Suara.com - Anggota Komisi I DPR TB Hasanuddin mengatakan program bela negara perlu payung hukum yang mengatur secara mendetail program tersebut. Serta, supaya implementasinya tidak menimbulkan salah tafsir.
"Butuh undang-undang supaya ada parameter, misalnya nanti kebijakan bela negara seperti apa, pelaksananya siapa, pelakunya siapa dan kategori umur berapa, sistem rekrutmen seperti apa, sistem pelatihannya, kurikulumnya bagaimana," ujar TB Hasanuddin di DPR, Jakarta, Selasa (13/10/2015).
Politisi PDI Perjuangan itu mengatakan, konsep bela negara cukup tepat untuk konteks menumbuhkan kesadaran masyarakat saat ini.
Dia menambahkan, bela negara ini sudah ada sejak jaman perang dulu. Bedanya, saat perang dulu digunakan untuk perang, setelah perang usai, rakyat kembali lagi kepada pekerjaannya masing-masing.
"Kalau sekarang bukan semata dilatih menembak. Misal ada bencana kan bisa ikut membantu, itu kan harus ada kesadaran bela negara," terang Hasanuddin.
Tahun ini Kementerian Pertahanan akan mulai membina 4.500 kader pembina bela negara di 45 Kabupaten/Kota. Disetiap Kabupaten/Kota terdapat 100 Kader Pembina.

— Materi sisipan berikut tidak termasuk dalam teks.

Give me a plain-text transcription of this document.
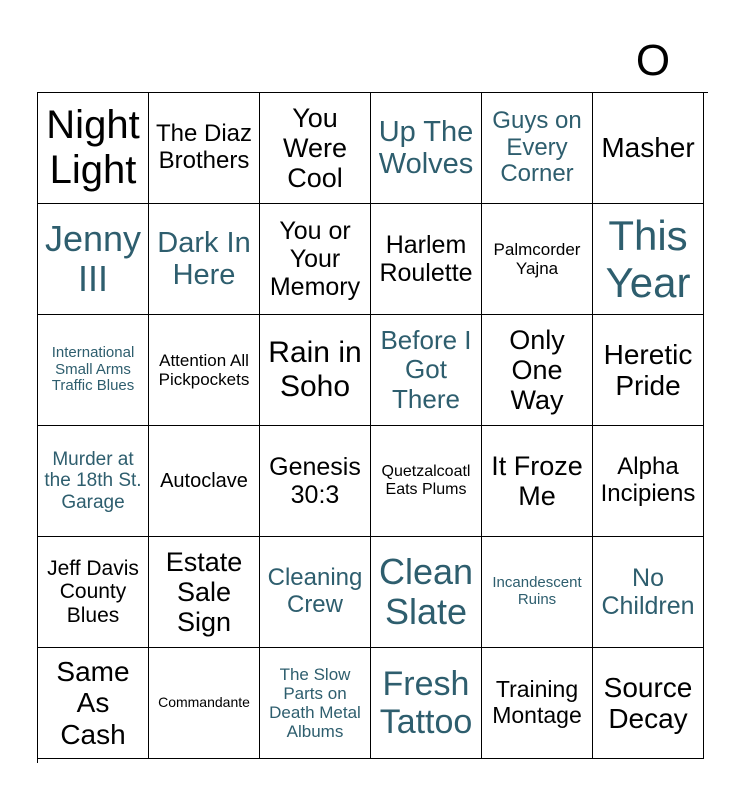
O
Night Light
The Diaz Brothers
You Were Cool
Up The Wolves
Guys on Every Corner
Masher
Jenny III
Dark In Here
You or Your Memory
Harlem Roulette
Palmcorder Yajna
This Year
International Small Arms Traffic Blues
Attention All Pickpockets
Rain in Soho
Before I Got There
Only One Way
Heretic Pride
Murder at the 18th St. Garage
Autoclave Genesis 30:3
Quetzalcoatl Eats Plums
It Froze Me
Alpha Incipiens
Jeff Davis County Blues
Estate Sale Sign
Cleaning Crew
Clean Slate
Incandescent Ruins
No Children
Same As Cash
Commandante
The Slow Parts on Death Metal Albums
Fresh Tattoo
Training Montage
Source Decay
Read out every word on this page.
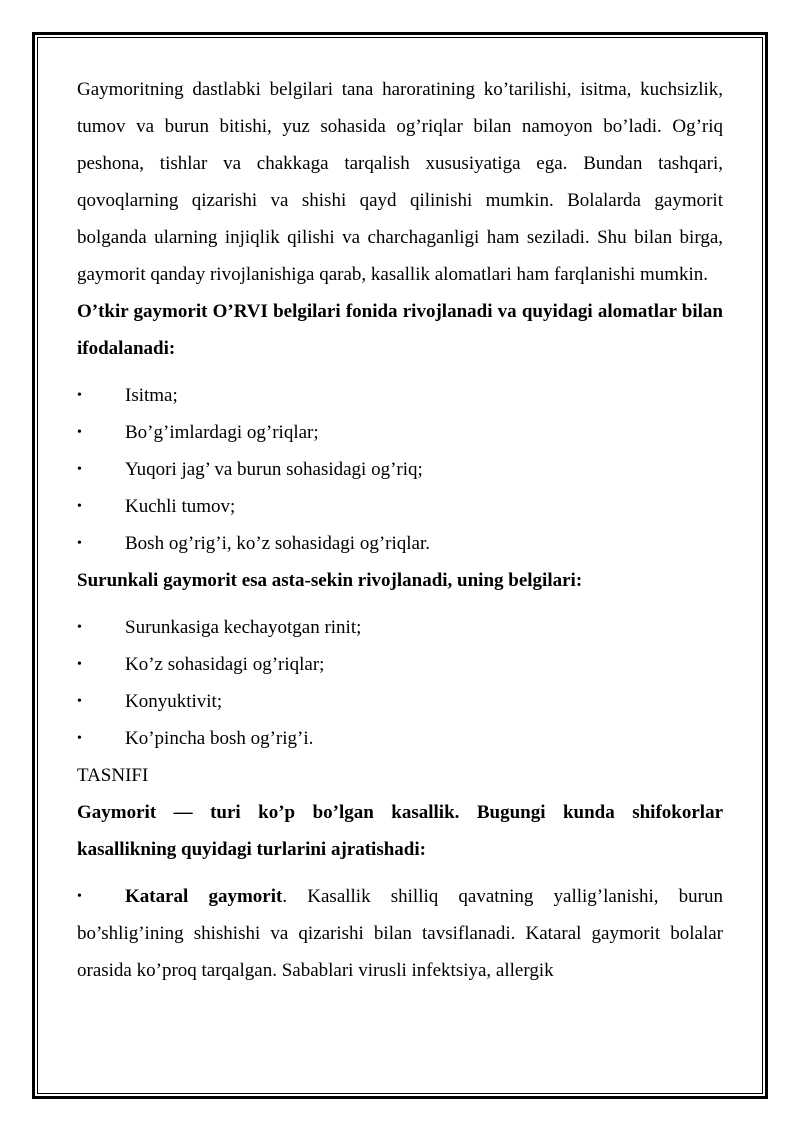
Gaymoritning dastlabki belgilari tana haroratining ko’tarilishi, isitma, kuchsizlik, tumov va burun bitishi, yuz sohasida og’riqlar bilan namoyon bo’ladi. Og’riq peshona, tishlar va chakkaga tarqalish xususiyatiga ega. Bundan tashqari, qovoqlarning qizarishi va shishi qayd qilinishi mumkin. Bolalarda gaymorit bolganda ularning injiqlik qilishi va charchaganligi ham seziladi. Shu bilan birga, gaymorit qanday rivojlanishiga qarab, kasallik alomatlari ham farqlanishi mumkin.

O’tkir gaymorit O’RVI belgilari fonida rivojlanadi va quyidagi alomatlar bilan ifodalanadi:

• Isitma;
• Bo’g’imlardagi og’riqlar;
• Yuqori jag’ va burun sohasidagi og’riq;
• Kuchli tumov;
• Bosh og’rig’i, ko’z sohasidagi og’riqlar.

Surunkali gaymorit esa asta-sekin rivojlanadi, uning belgilari:

• Surunkasiga kechayotgan rinit;
• Ko’z sohasidagi og’riqlar;
• Konyuktivit;
• Ko’pincha bosh og’rig’i.

TASNIFI

Gaymorit — turi ko’p bo’lgan kasallik. Bugungi kunda shifokorlar kasallikning quyidagi turlarini ajratishadi:

• Kataral gaymorit. Kasallik shilliq qavatning yallig’lanishi, burun bo’shlig’ining shishishi va qizarishi bilan tavsiflanadi. Kataral gaymorit bolalar orasida ko’proq tarqalgan. Sabablari virusli infektsiya, allergik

Kader pembina bela negara itu nantinya terdiri dari unsur pemerintah daerah, tokoh masyarakat dan tokoh agama.
Menurut Menteri Pertahanan Ryamizard Ryacudu, program bela negara ini bukan wajib militer seperti halnya Korea Utara dan negara lainnya.
"Kita bukan wajib militer, ini kan hak dan kewajiban. Jadi setiap orang ada hak dan kewajiban, jangan sampai kita menuntut hak tapi kewajiban tak dilakukan. Kewajiban kita bela negara ini," kata dia.